Alanna Elder is a Report for America corps member focusing on Latinos in central Pennsylvania and the 2020 elections, how the growing community will make its influence felt, what barriers to voting exist and how it might affect this battleground state. Previously, she was deputy editor and podcast producer for the Latin America News Dispatch while pursuing a master’s degree in journalism and Latin American and Caribbean Studies at New York University. She has also worked for NPR member stations in Petersburg, Alaska and Laramie, Wyoming.
(Reading) — Students in the Reading School District are slated to take classes fully online during the first quarter of the school year. The decision has heightened the question of how to ensure they have access to internet.
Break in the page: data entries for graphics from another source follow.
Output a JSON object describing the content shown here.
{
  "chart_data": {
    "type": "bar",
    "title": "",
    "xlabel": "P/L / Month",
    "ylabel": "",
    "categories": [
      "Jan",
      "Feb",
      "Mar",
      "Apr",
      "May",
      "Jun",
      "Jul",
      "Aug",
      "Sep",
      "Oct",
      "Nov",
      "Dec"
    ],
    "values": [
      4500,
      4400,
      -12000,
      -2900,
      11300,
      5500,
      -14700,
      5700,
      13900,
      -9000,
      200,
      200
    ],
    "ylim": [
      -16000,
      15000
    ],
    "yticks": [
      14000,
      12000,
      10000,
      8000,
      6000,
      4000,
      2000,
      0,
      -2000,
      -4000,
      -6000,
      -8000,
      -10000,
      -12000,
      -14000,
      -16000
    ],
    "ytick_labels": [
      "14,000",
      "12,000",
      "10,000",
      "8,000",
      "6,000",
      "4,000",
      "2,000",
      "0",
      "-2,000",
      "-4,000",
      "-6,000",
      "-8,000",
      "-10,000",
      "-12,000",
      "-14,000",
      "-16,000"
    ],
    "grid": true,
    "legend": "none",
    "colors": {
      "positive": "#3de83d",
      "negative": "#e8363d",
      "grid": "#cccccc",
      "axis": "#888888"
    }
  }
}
A petition with at least 900 signatures calls on Reading City Council to push Comcast to provide free internet access to families in the district. It argues, the company’s cheaper plan is still not an option for many.
Petitioners Christopher Ellis and Becky Ellis, a member of Reading School Board, submitted comments to council members, who discussed the issue briefly at its Monday meeting.
Councilwoman Marcia Goodman-Hinnershitz said the city should “revisit” its agreement with Comcast.
“This is a crisis situation for our children,” she said. “We give them the right to establish their cable network throughout the city through this agreement, but we need to be able to look at whether there’s a way to amend it to be able to [get people access] to internet service.”
Councilwoman Lucine Sihelnik said the city could also do more to increase free WiFi hotspots around the city.
“The Reading Public Library, who drives through, I know specifically in District 1 – even though we don’t have a library, we have a van that drives through with the access,” she said. “So, we do have access points. We can do better and we need to do better for our students.”
The school district set up outdoor WiFi at 14 of its buildings, the Reading Eagle reported.
The petition cited data from 2018 suggesting that 50 percent of the city’s residents lack access to broadband, cable, or DSL, and about 33 percent have no access through mobile data plans. These numbers were higher than for the three other cities listed in the report as having low connectivity, including Philadelphia, Erie, and Allentown.
Philadelphia leaders announced last week the city plans to provide free access to 35,000 families, following the city school district’s decision to begin classes online only and demonstrations outside Comcast’s headquarters.